Parents and children in family literacy programs can also create stories together, print them to create comic books or email them to friends and family. Generating strips also becomes a tool to help parents and children work jointly and communicate effectively in creating something new. Others will find the site a resource to be creative, calm down and have fun – something that is needed as students struggle so mighty in class to master a new language.

I have been conducting workshops both for students who are learning English as a second language and with those who as struggling to be literate. Generally, in showing students how to use the site, I will create with them a group comic strip incorporating their ideas. This becomes a great class collaboration. We’ll choose a subject for example, such as going for a job interview, or making conversation with a friend, or going on a date, or deciding what we want to do this coming weekend or where we want to go on a vacation. Then we’ll create a story together, using one or two characters in each panel. The characters become surrogates for ourselves and can be used, too, to help students work out problems or situations that are troubling them in their lives, such as bullying.

I might then start a dialogue in one of the talk balloons, asking the students to choose a character and for suggestions for dialogue, and then I’ll ask for more dialogue for another character to speak. Then we’ll try to move the story along by moving to a second panel. Later, when students start their own comic strips, I encourage them to work with a partner to help each other along. Such collaboration gives students more confidence and ideas in creating a story, and in working together the students improve their language skills as they come up with words and ideas for the characters to say and execute.

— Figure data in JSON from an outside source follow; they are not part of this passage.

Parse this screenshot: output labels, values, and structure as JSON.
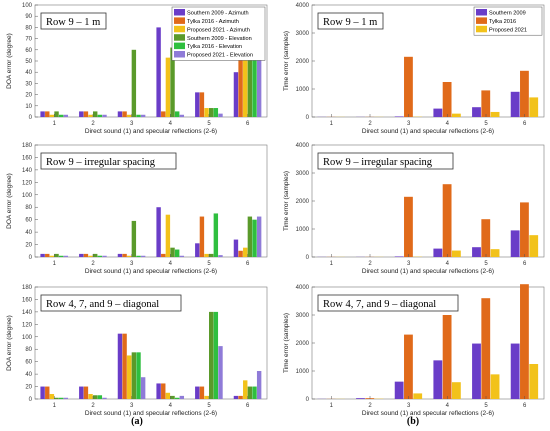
{
  "subfigure_labels": [
    "(a)",
    "(b)"
  ],
  "chart_data": [
    {
      "type": "bar",
      "title": "Row 9 – 1 m",
      "xlabel": "Direct sound (1) and specular reflections (2-6)",
      "ylabel": "DOA error (degree)",
      "categories": [
        "1",
        "2",
        "3",
        "4",
        "5",
        "6"
      ],
      "ylim": [
        0,
        100
      ],
      "yticks": [
        0,
        10,
        20,
        30,
        40,
        50,
        60,
        70,
        80,
        90,
        100
      ],
      "grid": false,
      "legend": "top-right",
      "series": [
        {
          "name": "Southern 2009 - Azimuth",
          "color": "#6a3dc8",
          "values": [
            5,
            5,
            5,
            80,
            22,
            40
          ]
        },
        {
          "name": "Tylka 2016 - Azimuth",
          "color": "#e06a1a",
          "values": [
            5,
            5,
            5,
            5,
            22,
            80
          ]
        },
        {
          "name": "Proposed 2021 - Azimuth",
          "color": "#f2c21a",
          "values": [
            2,
            2,
            2,
            53,
            8,
            65
          ]
        },
        {
          "name": "Southern 2009 - Elevation",
          "color": "#5a9a2a",
          "values": [
            5,
            5,
            60,
            62,
            8,
            62
          ]
        },
        {
          "name": "Tylka 2016 - Elevation",
          "color": "#2fbf3f",
          "values": [
            2,
            2,
            2,
            5,
            8,
            62
          ]
        },
        {
          "name": "Proposed 2021 - Elevation",
          "color": "#8f7bd8",
          "values": [
            2,
            2,
            2,
            2,
            3,
            62
          ]
        }
      ]
    },
    {
      "type": "bar",
      "title": "Row 9 – 1 m",
      "xlabel": "Direct sound (1) and specular reflections (2-6)",
      "ylabel": "Time error (samples)",
      "categories": [
        "1",
        "2",
        "3",
        "4",
        "5",
        "6"
      ],
      "ylim": [
        0,
        4000
      ],
      "yticks": [
        0,
        1000,
        2000,
        3000,
        4000
      ],
      "grid": false,
      "legend": "top-right",
      "series": [
        {
          "name": "Southern 2009",
          "color": "#6a3dc8",
          "values": [
            5,
            5,
            20,
            300,
            350,
            900
          ]
        },
        {
          "name": "Tylka 2016",
          "color": "#e06a1a",
          "values": [
            5,
            5,
            2150,
            1250,
            950,
            1650
          ]
        },
        {
          "name": "Proposed 2021",
          "color": "#f2c21a",
          "values": [
            5,
            5,
            10,
            120,
            180,
            700
          ]
        }
      ]
    },
    {
      "type": "bar",
      "title": "Row 9 – irregular spacing",
      "xlabel": "Direct sound (1) and specular reflections (2-6)",
      "ylabel": "DOA error (degree)",
      "categories": [
        "1",
        "2",
        "3",
        "4",
        "5",
        "6"
      ],
      "ylim": [
        0,
        180
      ],
      "yticks": [
        0,
        20,
        40,
        60,
        80,
        100,
        120,
        140,
        160,
        180
      ],
      "grid": false,
      "legend": "none",
      "series": [
        {
          "name": "",
          "color": "#6a3dc8",
          "values": [
            5,
            5,
            5,
            80,
            22,
            28
          ]
        },
        {
          "name": "",
          "color": "#e06a1a",
          "values": [
            5,
            5,
            5,
            5,
            65,
            10
          ]
        },
        {
          "name": "",
          "color": "#f2c21a",
          "values": [
            2,
            2,
            2,
            68,
            5,
            15
          ]
        },
        {
          "name": "",
          "color": "#5a9a2a",
          "values": [
            5,
            5,
            58,
            15,
            5,
            65
          ]
        },
        {
          "name": "",
          "color": "#2fbf3f",
          "values": [
            2,
            2,
            2,
            12,
            70,
            60
          ]
        },
        {
          "name": "",
          "color": "#8f7bd8",
          "values": [
            2,
            2,
            2,
            2,
            3,
            65
          ]
        }
      ]
    },
    {
      "type": "bar",
      "title": "Row 9 – irregular spacing",
      "xlabel": "Direct sound (1) and specular reflections (2-6)",
      "ylabel": "Time error (samples)",
      "categories": [
        "1",
        "2",
        "3",
        "4",
        "5",
        "6"
      ],
      "ylim": [
        0,
        4000
      ],
      "yticks": [
        0,
        1000,
        2000,
        3000,
        4000
      ],
      "grid": false,
      "legend": "none",
      "series": [
        {
          "name": "",
          "color": "#6a3dc8",
          "values": [
            5,
            5,
            20,
            300,
            350,
            950
          ]
        },
        {
          "name": "",
          "color": "#e06a1a",
          "values": [
            5,
            5,
            2150,
            2600,
            1350,
            1950
          ]
        },
        {
          "name": "",
          "color": "#f2c21a",
          "values": [
            5,
            5,
            10,
            230,
            280,
            780
          ]
        }
      ]
    },
    {
      "type": "bar",
      "title": "Row 4, 7, and 9 – diagonal",
      "xlabel": "Direct sound (1) and specular reflections (2-6)",
      "ylabel": "DOA error (degree)",
      "categories": [
        "1",
        "2",
        "3",
        "4",
        "5",
        "6"
      ],
      "ylim": [
        0,
        180
      ],
      "yticks": [
        0,
        20,
        40,
        60,
        80,
        100,
        120,
        140,
        160,
        180
      ],
      "grid": false,
      "legend": "none",
      "series": [
        {
          "name": "",
          "color": "#6a3dc8",
          "values": [
            20,
            20,
            105,
            25,
            20,
            5
          ]
        },
        {
          "name": "",
          "color": "#e06a1a",
          "values": [
            20,
            20,
            105,
            25,
            20,
            5
          ]
        },
        {
          "name": "",
          "color": "#f2c21a",
          "values": [
            8,
            8,
            70,
            10,
            5,
            30
          ]
        },
        {
          "name": "",
          "color": "#5a9a2a",
          "values": [
            2,
            6,
            75,
            5,
            140,
            20
          ]
        },
        {
          "name": "",
          "color": "#2fbf3f",
          "values": [
            2,
            6,
            75,
            2,
            140,
            20
          ]
        },
        {
          "name": "",
          "color": "#8f7bd8",
          "values": [
            2,
            2,
            35,
            5,
            85,
            45
          ]
        }
      ]
    },
    {
      "type": "bar",
      "title": "Row 4, 7, and 9 – diagonal",
      "xlabel": "Direct sound (1) and specular reflections (2-6)",
      "ylabel": "Time error (samples)",
      "categories": [
        "1",
        "2",
        "3",
        "4",
        "5",
        "6"
      ],
      "ylim": [
        0,
        4000
      ],
      "yticks": [
        0,
        1000,
        2000,
        3000,
        4000
      ],
      "grid": false,
      "legend": "none",
      "series": [
        {
          "name": "",
          "color": "#6a3dc8",
          "values": [
            5,
            30,
            620,
            1380,
            1980,
            1980
          ]
        },
        {
          "name": "",
          "color": "#e06a1a",
          "values": [
            5,
            30,
            2300,
            3000,
            3600,
            4100
          ]
        },
        {
          "name": "",
          "color": "#f2c21a",
          "values": [
            5,
            10,
            200,
            600,
            880,
            1250
          ]
        }
      ]
    }
  ]
}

I remember working with a group of Chinese and Hispanic students who were first learning English. For almost three hours at one session they worked collaboratively at the computer site for almost three hours until they had fully shaped and completed their comic story. Each student helped the other put the words together into sentences for the dialogue balloons. Just the experience of having to talk together and create make-believe dialogue for the characters enhances communication skills. There also are story prompts included on the site to give students ideas for themes, such as Travel to a Mysterious Place, A Day at School, Write a Love Story, Finding Your Courage, Making Wishes Come True, and A New Fairy Tale.

I have yet to see a frown or a tear shed in the language learning process of creating and working with digital comics.